Avis critique rédigé par André C. le mercredi 22 août 2012 à 1417

Fringe Régénération

La saison 2011/2012 a donné quelques sueurs froides aux fidèles des aventures de la Division Fringe. Pendant toute une année, la série produite par J.J. Abrams et créée par Alex Kurtzman et Roberto Orci a vaillamment lutté dans le créneau ingrat du Vendredi Soir. Une case horaire souvent synonyme de voie de garage pour les productions en difficulté.

En effet, l'an passé avait vu un déplacement dans la grille de programmation de la chaîne Fox faisant frémir tout les téléspectateurs assidus, inquiets pour l'avenir de leur feuilleton favori. En passant la série du Jeudi (où elle était en concurrence avec Les Experts : Las Vegas et Grey's Anatomy) au Vendredi, réputé pour être une soirée morne, le message de la chaîne semblait claire : Fringe devenait un boulet (l'audience chutait de semaine en semaine, passant de 10 à 4 millions), il convenait de lui trouver une place afin de limiter les dégâts.

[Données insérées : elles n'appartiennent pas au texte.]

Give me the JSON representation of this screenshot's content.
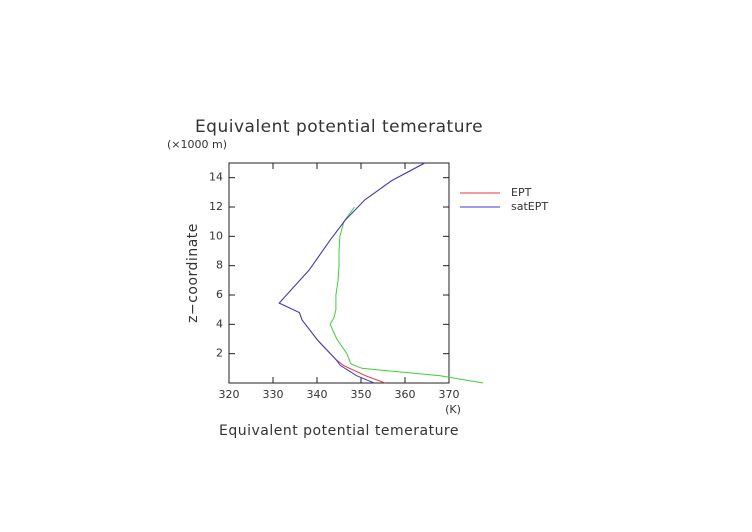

Contre toute attente, la série est parvenue à se stabiliser avec des audiences faibles mais sans véritable chute, sans compter son succès à l'international et son taux sur les enregistrements numériques qui confirme la popularité du show et la solidité du public.

Cette 4e saison se voit alors confronter à de multiples soucis autant scénaristiques que budgétaires. On remarque que les relations entre les personnages ont été privilégié au détriment du spectaculaire. Un aspect qui n'est en rien une réelle contrainte pour les auteurs, la série nous ayant habitué dès le départ à ce penchant. Les scènes d'action et avec des effets spéciaux s'offrant à nous comme de simples luxes de leur part. Cette portion s'est donc vu réduite, sans que l'intérêt de Fringe n'en souffre véritablement. Cela a juste renvoyé les auteurs à leur objectif premier.

De telle sorte, et d'une manière tout à fait naturelle, la 4e saison met du temps à dévoiler ses réelles enjeux, préférant s'intéresser avant tout à la « nouvelle » Division Fringe. Et là, il faut avouer qu'il y a de quoi faire. D'une part, la saison précédente nous avait laissé dans un suspense pratiquement insoutenable tout en ouvrant la porte vers un champ de possibilité tout aussi inattendu : la Division est parvenue à stabiliser le pont entre les deux dimensions (qui peuvent maintenant coexister) ce qui occasionne « l'effacement » de Peter Bishop. D'autre part, l'écriture parvient sans mal à conserver une cohabitation entre les enquêtes indépendantes et la mythologie, tout en restant proche des personnages.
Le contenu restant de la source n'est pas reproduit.